Em Portugal, o Multibanco faz parte da rotina diária. Serve para pagar contas, levantar dinheiro, fazer transferências e até carregar o telemóvel. Mas há um risco escondido: algumas máquinas podem estar adulteradas por grupos especializados em fraudes. O detalhe que denuncia o esquema é muitas vezes ignorado pelos utilizadores e pode significar a diferença entre manter a conta segura ou ver o dinheiro desaparecer.
Como funcionam os esquemas
De acordo com a informação partilhada Polícia de Segurança Pública (PSP) e divulada pelo site especializado em lifestyle, Leak, as técnicas mais usadas passam pelo chamado skimming e por alterações físicas na caixa Multibanco. O objetivo é simples: copiar dados dos cartões e registar os códigos PIN.
Entre os métodos mais comuns estão os leitores falsos de cartões, dispositivos que são encaixados na ranhura e copiam a informação magnética. Há também câmaras disfarçadas em molduras ou suportes de folhetos, posicionadas de forma a captar os números introduzidos pelo cliente. Em alguns casos, são aplicados teclados falsos sobre o original, registando cada movimento dos dedos.
Segundo a mesma fonte, o maior sinal de alerta está na aparência da própria máquina. Se a ranhura do cartão ou o teclado parecerem diferentes, soltos ou salientes, a caixa pode estar comprometida. Uma moldura de plástico que se move ao toque ou um teclado mais elevado do que o habitual são indícios claros de adulteração.
Técnicas mais sofisticadas
Nos últimos anos, os criminosos têm recorrido a métodos menos visíveis. A Europol refere a utilização de dispositivos de deep insert skimming, colocados dentro da ranhura do cartão, praticamente invisíveis ao olhar comum. Nestes casos, a única pista pode ser a maior dificuldade em inserir o cartão.
Explica ainda a autoridade europeia que se têm multiplicado os skimmers com ligação Bluetooth, capazes de transmitir os dados em tempo real para cúmplices nas proximidades. Outra técnica é o chamado overlay, em que uma estrutura completa é colocada sobre a máquina, criando a ilusão de ser o Multibanco original.
Casos em Portugal
A PSP e a GNR têm reportado incidentes em Lisboa, Porto e Algarve. Em muitos dos casos as vítimas só perceberam a fraude dias mais tarde, ao verificarem movimentos suspeitos nas suas contas. Estes grupos atuam rapidamente: instalam os equipamentos durante algumas horas e retiram-nos antes de serem detetados.
Como prevenir
Para reduzir o risco, a recomendação das autoridades é observar sempre a máquina antes de utilizar. Se a entrada do cartão ou o teclado parecerem estranhos, deve optar-se por outro Multibanco. Também é aconselhado tapar o teclado ao introduzir o código PIN, puxar ligeiramente a ranhura do cartão para verificar se está firme e dar preferência a caixas instaladas em bancos ou locais movimentados.

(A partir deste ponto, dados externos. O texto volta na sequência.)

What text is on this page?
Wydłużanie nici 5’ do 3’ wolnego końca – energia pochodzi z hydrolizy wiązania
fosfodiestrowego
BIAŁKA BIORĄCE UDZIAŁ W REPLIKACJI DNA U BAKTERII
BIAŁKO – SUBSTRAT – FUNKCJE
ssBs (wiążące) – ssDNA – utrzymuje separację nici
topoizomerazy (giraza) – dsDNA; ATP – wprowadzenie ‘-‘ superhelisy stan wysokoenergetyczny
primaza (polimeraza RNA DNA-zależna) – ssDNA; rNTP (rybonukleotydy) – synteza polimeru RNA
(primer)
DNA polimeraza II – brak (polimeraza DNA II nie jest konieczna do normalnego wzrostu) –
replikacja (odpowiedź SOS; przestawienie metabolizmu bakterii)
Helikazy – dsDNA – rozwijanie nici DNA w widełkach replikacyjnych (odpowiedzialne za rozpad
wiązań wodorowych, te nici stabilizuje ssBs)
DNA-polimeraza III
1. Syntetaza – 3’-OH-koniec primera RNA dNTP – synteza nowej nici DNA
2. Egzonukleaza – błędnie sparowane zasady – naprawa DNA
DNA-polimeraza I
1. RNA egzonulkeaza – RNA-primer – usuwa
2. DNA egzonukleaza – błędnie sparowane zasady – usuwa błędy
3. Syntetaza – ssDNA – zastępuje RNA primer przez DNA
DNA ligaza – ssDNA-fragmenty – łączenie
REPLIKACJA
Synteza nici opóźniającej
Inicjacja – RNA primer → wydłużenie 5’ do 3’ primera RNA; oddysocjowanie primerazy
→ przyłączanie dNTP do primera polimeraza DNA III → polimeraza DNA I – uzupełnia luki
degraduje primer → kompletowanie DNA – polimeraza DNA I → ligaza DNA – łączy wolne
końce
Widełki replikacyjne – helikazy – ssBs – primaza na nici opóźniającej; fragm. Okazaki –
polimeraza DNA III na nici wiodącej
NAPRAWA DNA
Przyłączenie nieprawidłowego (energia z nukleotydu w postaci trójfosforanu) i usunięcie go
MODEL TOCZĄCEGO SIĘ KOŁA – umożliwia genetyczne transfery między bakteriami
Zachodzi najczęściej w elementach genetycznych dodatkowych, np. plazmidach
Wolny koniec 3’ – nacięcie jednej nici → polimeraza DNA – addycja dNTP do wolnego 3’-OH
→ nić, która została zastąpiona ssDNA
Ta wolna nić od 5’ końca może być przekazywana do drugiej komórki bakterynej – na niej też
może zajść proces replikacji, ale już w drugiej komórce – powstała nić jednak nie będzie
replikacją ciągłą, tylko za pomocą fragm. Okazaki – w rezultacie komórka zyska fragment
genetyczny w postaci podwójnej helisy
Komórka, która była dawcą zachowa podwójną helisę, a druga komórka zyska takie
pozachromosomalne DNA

Segundo informações do Banco de Portugal, ativar os alertas de movimentos por SMS é outra forma eficaz de detetar operações não autorizadas logo no início.
O impacto financeiro
O relatório mais recente da Europol estima que o skimming em caixas automáticas movimenta centenas de milhões de euros por ano na Europa. Em Portugal, os números oficiais são mais baixos, mas têm vindo a crescer. Em 2024, foram registados vários casos no sul e no norte do país, associados a redes internacionais.
Tal como refere a Leak, um simples detalhe pode, portanto, ser a primeira pista de que uma máquina não é segura. Se a ranhura estiver solta, o teclado parecer fora do normal ou o cartão entrar com dificuldade, é sinal de alerta. A regra repete-se nas recomendações policiais: se algo não parece certo, não se deve usar essa caixa Multibanco.